Where does a self-produced unconventional hip-hop iconoclast with a long track record of hits and credibility go from here? Why he releases an infinite album of course! That’s the theory behind will.i.am’s brand new “Songs About Girls.” Although whatever version of the album you purchase will have a limited number of tracks (15 on the one covered here) will has stated in interviews that the album will be expanded over time because you can’t really run out of “Songs About Girls” to write, rap or sing about. He’ll distribute them any way he likes, but you’ll get them direct from him as the artist, without any record industry barriers being thrown up. This album could expend to 25 songs, 50, 200, who knows how far! Only will.i.am knows. Quoth will: “Having 12 songs on a record? That day is done.”
“Songs About Girls” has a parental advisory sticker on the front, but that’s largely to do with Snoop Dogg’s guest appearance on “The Donque Song.” There’s not much foul-mouthed here, and really there’s not much you could call negative either. “Songs About Girls” is not a concept in name only – will.i.am really is producing, writing, singing and rapping some songs about girls here. In fact it’s hard to tell if there are any other producers on this album at all. The unconventional will strikes again on the liner notes, which are five pages of artwork continuing the theme found on the back cover. The actual liner notes are underneath the CD tray, but to be honest cramming them all into that small space makes the font hard to read without a magnifying glass. Therefore it’s fairly safe to assume as he has in the past he once again produced his own tracks.
Those tracks have quite a diverse range of sound and style. will croons his way through “Heartbreaker” on a track that Timbaland and Justin Timberlake would be jealous of – well maybe not as a singer since Timberlake is vastly superior there but the song is bouncy, infectious and fun. “One More Chance” is not a slow ballad begging for forgiveness – it’s an uptempo track to wreck the discotheque. “Fly Girl” is a hip-hop attack built on a guitar riff where will gets right to the point: “And it’s that simple/simple as can be/I’m the only one for you/you the only one for me.” For another rapper this would come across as absurdly simplistic but in will’s heartfelt delivery these lines come across as simply profound. What man hasn’t felt that way about a fly girl? A flyyyyyyyyyyyyyy girl.
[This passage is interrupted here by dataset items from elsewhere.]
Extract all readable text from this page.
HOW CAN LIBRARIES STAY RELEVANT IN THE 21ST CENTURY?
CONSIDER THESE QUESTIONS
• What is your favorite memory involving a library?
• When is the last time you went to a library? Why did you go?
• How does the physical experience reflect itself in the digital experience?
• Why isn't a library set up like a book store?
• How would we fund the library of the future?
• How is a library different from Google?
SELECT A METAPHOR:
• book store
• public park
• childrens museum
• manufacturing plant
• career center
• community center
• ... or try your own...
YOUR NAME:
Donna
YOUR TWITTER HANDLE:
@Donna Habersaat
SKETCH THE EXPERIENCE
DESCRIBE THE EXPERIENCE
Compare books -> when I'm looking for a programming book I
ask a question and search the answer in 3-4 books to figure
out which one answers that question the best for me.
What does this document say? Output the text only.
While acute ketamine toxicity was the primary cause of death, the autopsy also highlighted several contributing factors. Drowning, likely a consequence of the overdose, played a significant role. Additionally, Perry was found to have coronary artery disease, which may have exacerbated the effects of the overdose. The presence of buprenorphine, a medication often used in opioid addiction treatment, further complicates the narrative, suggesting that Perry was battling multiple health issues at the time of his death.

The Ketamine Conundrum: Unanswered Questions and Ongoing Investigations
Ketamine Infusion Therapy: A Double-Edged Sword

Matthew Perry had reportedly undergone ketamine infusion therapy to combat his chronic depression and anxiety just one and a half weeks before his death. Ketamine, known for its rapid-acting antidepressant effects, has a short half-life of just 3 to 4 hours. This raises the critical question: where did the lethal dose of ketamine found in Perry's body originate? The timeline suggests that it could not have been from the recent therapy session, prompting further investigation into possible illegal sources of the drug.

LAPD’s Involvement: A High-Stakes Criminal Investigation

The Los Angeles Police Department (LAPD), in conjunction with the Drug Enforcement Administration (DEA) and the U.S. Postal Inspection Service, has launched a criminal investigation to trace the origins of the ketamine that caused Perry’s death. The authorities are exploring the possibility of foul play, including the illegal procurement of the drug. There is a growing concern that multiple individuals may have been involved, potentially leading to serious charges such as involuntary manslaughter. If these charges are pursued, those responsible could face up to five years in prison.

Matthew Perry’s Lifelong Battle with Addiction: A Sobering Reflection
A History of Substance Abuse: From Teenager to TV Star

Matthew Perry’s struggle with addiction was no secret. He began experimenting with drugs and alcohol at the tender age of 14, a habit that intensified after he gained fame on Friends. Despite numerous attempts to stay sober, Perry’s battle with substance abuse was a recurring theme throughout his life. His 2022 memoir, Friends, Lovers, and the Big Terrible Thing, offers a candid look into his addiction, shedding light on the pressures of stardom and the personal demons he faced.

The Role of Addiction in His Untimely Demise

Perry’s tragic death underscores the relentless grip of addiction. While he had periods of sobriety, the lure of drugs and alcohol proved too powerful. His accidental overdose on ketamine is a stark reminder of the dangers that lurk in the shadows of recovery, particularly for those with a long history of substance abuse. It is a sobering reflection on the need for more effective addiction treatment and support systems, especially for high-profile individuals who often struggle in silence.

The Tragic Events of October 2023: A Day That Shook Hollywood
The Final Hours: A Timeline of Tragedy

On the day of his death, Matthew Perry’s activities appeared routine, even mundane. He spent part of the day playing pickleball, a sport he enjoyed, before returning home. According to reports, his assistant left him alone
Trying to pin down what the elusive “Songs About Girls” is, is a futile effort other than to say it’s largely fast paced. Other than that will tackles any style he feels like with seeming ease, from big bass hits and synthesized vocals on “Make it Funky” to a light pop music shuffle song on “Fantastic.” Some will be tempted to say will.i.am’s “Songs About Girls” is not a deep album, but since when is writing songs about girls shallow? Every genre of music since the beginning of time itself has had songs about girls – loving them, losing them, finding them, being heartbroken by them, giving up on them or settling down with them. Let’s just be blunt about the situation – love and sex make the world go ’round, and for all you lovers and fornicators out there “Songs About Girls” is an album that theoretically has no end and doesn’t need to have one.